Joining up is never easy

A couple of months ago I was asked to write a piece on the Government Gateway for a magazine. Commissioned by our press office, I duly went off and put together my thoughts. I’ve never seen the piece published so rather than let it go to waste, I thought I’d put it here. Maybe it was so awful it didn’t merit being actually printed on real paper. I’ll let you folks judge.

“Breaking up is never easy” said Abba. But it seems to be a lot easier than joining up, at least where government is concerned. A little over two years ago the Office of the e-Envoy launched the Government Gateway on an unsuspecting world with three business-facing transactions from three different, leading, departments. Since then six new departments have connected and, all together, there are seventeen transactions with many recent additions citizen-focused (such as Child Benefit and Tax Credits). That is not a bad total but it is barely a dent in the total number of services that will need to be online if we are to meet the Prime Minister’s target of getting government online by the end of 2005.

The Gateway offers a curve of capability ranging from a simple authentication process allowing the citizen to sign up for a single service, such as Self Assessment, right the way through more complex processes involving corporations and organisational hierarchies, assigning agents for certain transactions, digital certificates and access by third party applications (such as accountancy software or payroll providers) to your backend. In its first major upgrade in July 2002, the Gateway shifted slightly and became a “hub”, allowing other services to be plugged into it and used by all those connected to it. The first services plugged into the hub include secure two way mail, debit card payment handling and a pilot notifications engine to deliver text messages to mobile phones. The aim of the Gateway is twofold, (i) to hide the complexity of government (as seen by the citizen) through facilitating a joined up veneer and (ii) to reduce spend on technology by developing a piece of “central infrastructure” that can be adopted by many departments.

Without the Gateway, departments, agencies or local authorities would have to create the necessary software to handle authentication, route the transaction and manage the process to ensure that every message sent and received was guaranteed delivered with appropriate auditing and control. Without the Gateway though, there would be no joining up – every department would have set up separate user ids and passwords (some departments would even struggle to join up internally and would doubtless have issued separate passwords for every service) and third party software companies or portal providers would have to figure out how to talk to each department, raising their costs and their frustration levels.

That said, it has not been easy to get the Gateway accepted. It is always easier to find reasons not to do something than to seize the opportunity and make the most of it, whilst accepting some risk. Joining up is inherently difficult. It means giving up control of part of your end to end infrastructure and devolving some accountability for success (and, for that matter, failure). It also means that things will have to work a certain way. The “kitchen sink” design mentality ought to be a thing of the past although it is still much practiced. With central infrastructure like the Gateway, only core requirements are catered for and they are honed so that the system will perform reliably at high volumes. In some cases, that means compromise. But, in most cases so far, the core requirements are in advance of what is needed so there is a much bigger “bang for the buck”. When you join the Gateway “club”, you get access to a range of experience from both big and small departments, a system that has been around long enough to be regarded almost as mature and a community of suppliers who understand how it works, why it works and what to do with it. Joining up delivers what no amount of individual thinking could possibly do.

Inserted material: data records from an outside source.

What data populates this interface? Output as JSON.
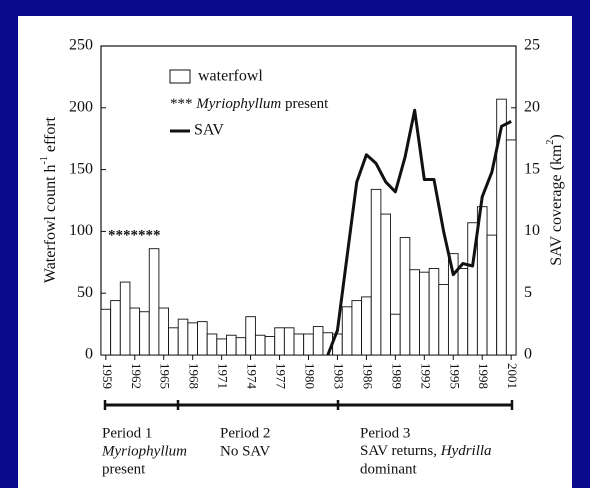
{
  "chart_data": {
    "type": "bar",
    "y_label_parts": [
      "Waterfowl count h",
      "-1",
      " effort"
    ],
    "y2_label_parts": [
      "SAV coverage (km",
      "2",
      ")"
    ],
    "x": [
      1959,
      1960,
      1961,
      1962,
      1963,
      1964,
      1965,
      1966,
      1967,
      1968,
      1969,
      1970,
      1971,
      1972,
      1973,
      1974,
      1975,
      1976,
      1977,
      1978,
      1979,
      1980,
      1981,
      1982,
      1983,
      1984,
      1985,
      1986,
      1987,
      1988,
      1989,
      1990,
      1991,
      1992,
      1993,
      1994,
      1995,
      1996,
      1997,
      1998,
      1999,
      2000,
      2001
    ],
    "xlim": [
      1958.5,
      2001.5
    ],
    "xticks": [
      1959,
      1962,
      1965,
      1968,
      1971,
      1974,
      1977,
      1980,
      1983,
      1986,
      1989,
      1992,
      1995,
      1998,
      2001
    ],
    "ylim": [
      0,
      250
    ],
    "yticks": [
      0,
      50,
      100,
      150,
      200,
      250
    ],
    "y2lim": [
      0,
      25
    ],
    "y2ticks": [
      0,
      5,
      10,
      15,
      20,
      25
    ],
    "series": [
      {
        "name": "waterfowl",
        "type": "bar",
        "color": "#ffffff",
        "values": [
          37,
          44,
          59,
          38,
          35,
          86,
          38,
          22,
          29,
          26,
          27,
          17,
          13,
          16,
          14,
          31,
          16,
          15,
          22,
          22,
          17,
          17,
          23,
          18,
          17,
          39,
          44,
          47,
          134,
          114,
          33,
          95,
          69,
          67,
          70,
          57,
          82,
          70,
          107,
          120,
          97,
          207,
          174
        ]
      },
      {
        "name": "SAV",
        "type": "line",
        "axis": "y2",
        "color": "#111111",
        "values": [
          null,
          null,
          null,
          null,
          null,
          null,
          null,
          null,
          null,
          null,
          null,
          null,
          null,
          null,
          null,
          null,
          null,
          null,
          null,
          null,
          null,
          null,
          null,
          0,
          2,
          8,
          14,
          16.2,
          15.5,
          14,
          13.2,
          16,
          19.8,
          14.2,
          14.2,
          10,
          6.5,
          7.4,
          7.2,
          12.8,
          14.8,
          18.5,
          18.9
        ]
      }
    ],
    "legend_note_parts": [
      "***",
      "Myriophyllum",
      "present"
    ],
    "annotation": "*******",
    "periods": [
      {
        "lines": [
          "Period 1",
          "Myriophyllum",
          "present"
        ]
      },
      {
        "lines": [
          "Period 2",
          "No SAV"
        ]
      },
      {
        "lines": [
          "Period 3",
          "SAV returns, ",
          "Hydrilla",
          "dominant"
        ]
      }
    ]
  }
}
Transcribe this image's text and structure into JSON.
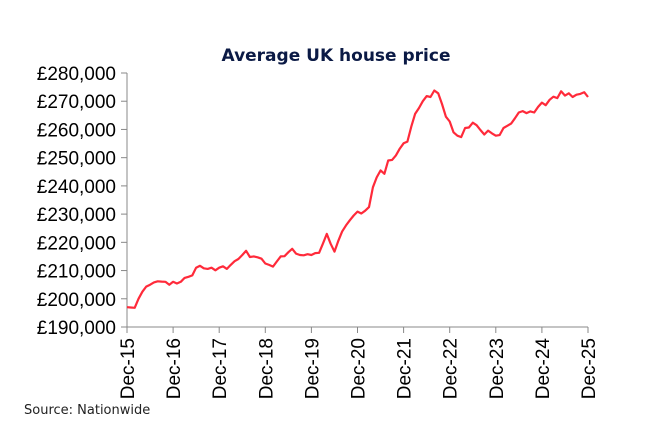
{
  "chart_data": {
    "type": "line",
    "title": "Average UK house price",
    "source": "Source: Nationwide",
    "xlabel": "",
    "ylabel": "",
    "x_tick_labels": [
      "Dec-15",
      "Dec-16",
      "Dec-17",
      "Dec-18",
      "Dec-19",
      "Dec-20",
      "Dec-21",
      "Dec-22",
      "Dec-23",
      "Dec-24",
      "Dec-25"
    ],
    "y_tick_labels": [
      "£190,000",
      "£200,000",
      "£210,000",
      "£220,000",
      "£230,000",
      "£240,000",
      "£250,000",
      "£260,000",
      "£270,000",
      "£280,000"
    ],
    "ylim": [
      190000,
      280000
    ],
    "x_range": [
      "Dec-15",
      "Dec-25"
    ],
    "x_frequency": "monthly",
    "grid": false,
    "legend": "none",
    "line_color": "#ff2a3a",
    "series": [
      {
        "values": [
          197000,
          196900,
          196800,
          200000,
          202500,
          204300,
          205000,
          205800,
          206200,
          206100,
          206000,
          205000,
          206000,
          205400,
          206000,
          207400,
          207800,
          208300,
          211000,
          211700,
          210800,
          210600,
          211000,
          210100,
          211000,
          211500,
          210600,
          212000,
          213300,
          214100,
          215500,
          217000,
          214800,
          215000,
          214700,
          214200,
          212500,
          212000,
          211400,
          213200,
          215000,
          215100,
          216500,
          217700,
          216000,
          215500,
          215400,
          215800,
          215500,
          216200,
          216300,
          219500,
          223000,
          219500,
          216700,
          220500,
          223800,
          226000,
          227800,
          229500,
          230900,
          230200,
          231200,
          232500,
          239500,
          243000,
          245500,
          244300,
          249000,
          249200,
          250800,
          253200,
          255100,
          255700,
          261000,
          265500,
          267600,
          270000,
          271800,
          271500,
          273800,
          272800,
          269000,
          264500,
          262800,
          259000,
          257800,
          257300,
          260500,
          260700,
          262400,
          261500,
          259800,
          258200,
          259600,
          258600,
          257800,
          258000,
          260500,
          261300,
          262100,
          264000,
          266000,
          266500,
          265800,
          266400,
          266000,
          268000,
          269500,
          268600,
          270500,
          271600,
          271100,
          273500,
          272000,
          272800,
          271500,
          272300,
          272600,
          273200,
          271500
        ]
      }
    ]
  }
}
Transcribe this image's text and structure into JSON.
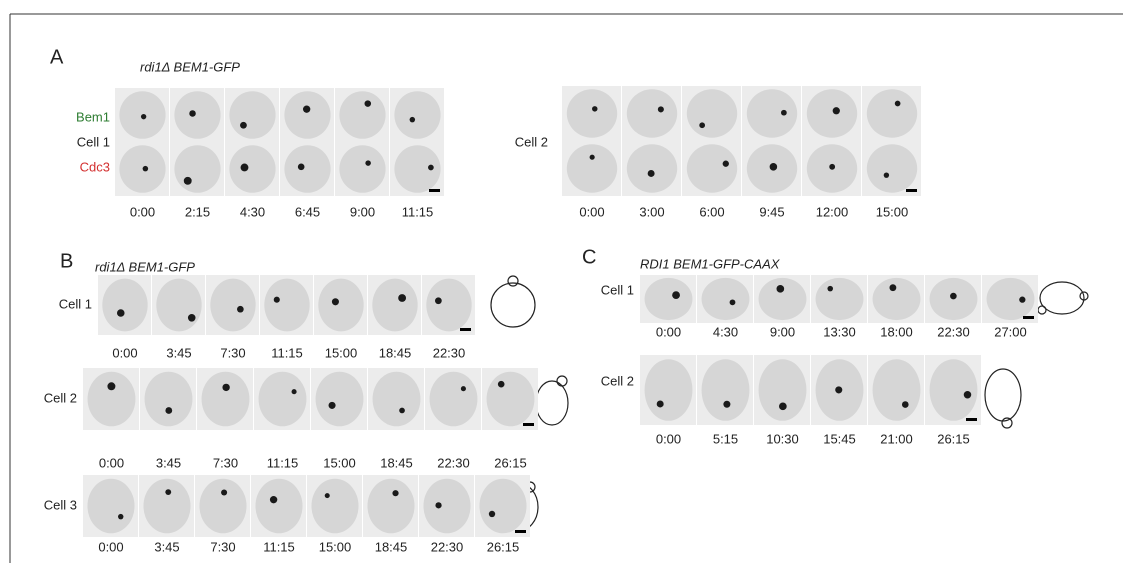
{
  "panel_a": {
    "letter": "A",
    "title": "rdi1Δ BEM1-GFP",
    "channel_labels": [
      "Bem1",
      "Cell 1",
      "Cdc3"
    ],
    "cell1_times": [
      "0:00",
      "2:15",
      "4:30",
      "6:45",
      "9:00",
      "11:15"
    ],
    "cell2_label": "Cell 2",
    "cell2_times": [
      "0:00",
      "3:00",
      "6:00",
      "9:45",
      "12:00",
      "15:00"
    ]
  },
  "panel_b": {
    "letter": "B",
    "title": "rdi1Δ BEM1-GFP",
    "cells": [
      {
        "label": "Cell 1",
        "times": [
          "0:00",
          "3:45",
          "7:30",
          "11:15",
          "15:00",
          "18:45",
          "22:30"
        ]
      },
      {
        "label": "Cell 2",
        "times": [
          "0:00",
          "3:45",
          "7:30",
          "11:15",
          "15:00",
          "18:45",
          "22:30",
          "26:15"
        ]
      },
      {
        "label": "Cell 3",
        "times": [
          "0:00",
          "3:45",
          "7:30",
          "11:15",
          "15:00",
          "18:45",
          "22:30",
          "26:15"
        ]
      }
    ]
  },
  "panel_c": {
    "letter": "C",
    "title": "RDI1 BEM1-GFP-CAAX",
    "cells": [
      {
        "label": "Cell 1",
        "times": [
          "0:00",
          "4:30",
          "9:00",
          "13:30",
          "18:00",
          "22:30",
          "27:00"
        ]
      },
      {
        "label": "Cell 2",
        "times": [
          "0:00",
          "5:15",
          "10:30",
          "15:45",
          "21:00",
          "26:15"
        ]
      }
    ]
  }
}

As we rocket towards the 2005 deadline, the focus must change from finding reasons why things should not or cannot be done to finding ways of doing them. The capability to deliver an online, citizen-focused, joined up experience is finally in place – we just have to take advantage of it.

To date we’ve made only the simplest services available, where one person sends one form to one department. The services that are needed now will involve several departments, often third parties too, and may require several stages to complete. Think about the Student loan process: the student must complete a form, as must a parent; the parent’s earnings must be checked with the Inland Revenue; all of the data is checked by the Student Loan Company; to pay the loan a bank account is needed; when the student leaves university and their salary is sufficient to pay the loan back, the Inland Revenue must re-engage to debit the appropriate amount via PAYE. How on earth would all that happen without a few key pieces of central infrastructure?

The more complex problems, however, will arise not from whether we fully exploit the technology available (both central infrastructure and silo infrastructure), but in how government chooses to join up. Departmental business leaders must make some choices now about how they want authentication to be done – will they trust third parties to provide the necessary assurance, or will there be cross-reliance on a relationship already formed with another government department for instance. There must be close co-operation between the technologists and the business (who are seeking to drive usage), the fraud prevention team (who naturally want to prevent losses) and the data protection sovereigns (who need to guard against abuse of information).

Fusing technologies will be of little value if the control processes, accountability guidelines and business processes are not aligned too. It’s easy to imagine a world where the technologists eventually get things together ahead of the business but, if that turns out to be the case, there will be little return on investment and we will certainly not have created a joined up, citizen-focused, transformed government.